Now the bags were stowed, and twenty hours of submarine travel awaited. Twenty hours of brain-freezing tedium, possibly mixed with bouts of bowel-loosening terror should the major in traffic control be wrong about local Yag activity. At least, Katya reflected, the cess tank was empty.

It was the co-pilot’s job to run down the pre-launch checklist, and the captain’s to oversee it, so Sergei counted off the items and called “check” at each positive, and it was Katya who watched him do it. It was ridiculous, she thought. In her entire maritime career to date, she had done that job once. Once, and only once, she had been co-pilot/navigator. Then she had inherited the boat and become captain. “A battlefield promotion,” Uncle Lukyan would have called it.

She snapped herself out of her reverie before it could become maudlin, and listened to Sergei finish the list. “All lights green, captain. All systems go.”

Katya opened the communications channel to traffic control. “We’re clear to disengage, traffic control. No last minute reports of Yag boats in the vicinity?”

“Nothing new, captain.” She recognised the voice of the major. “I can only recommend you stay sharp, and take care. Launch when ready, RRS 15743 Kilo Lukyan. Good luck.”

“Thank you, major,” replied Katya. “Disengaging now. Lukyan out.”

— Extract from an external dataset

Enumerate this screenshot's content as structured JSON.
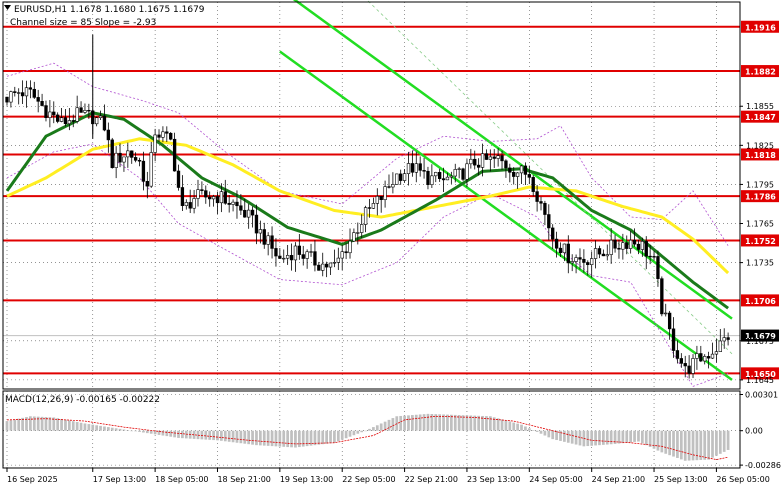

With a thud as the docking clamps released the boat, and the hum of the impellers taking them out into open water, the voyage was underway.

It had seemed like a good idea at the time, renaming her uncle’s boat from Pushkin’s Baby to the Lukyan. It had seemed like a good way to honour him, to remember him. But now every time the boat’s name was used, she had to fight the urge to look at the left hand seat to see if he was there. Really, that should have been her seat as captain, but she just couldn’t bring herself to take it. She felt a big enough fraud calling herself “captain.” Claiming the captain’s seat, Lukyan’s seat… no. That was too much.

Sergei hadn’t wanted it either, but he had seen how she looked at the seat almost superstitiously and decided that he was going to have to be the stoic, pragmatic one. He didn’t like it, though, and had spent much of the first couple of months complaining that the seat felt wrong, that no matter how he adjusted it, it just felt wrong.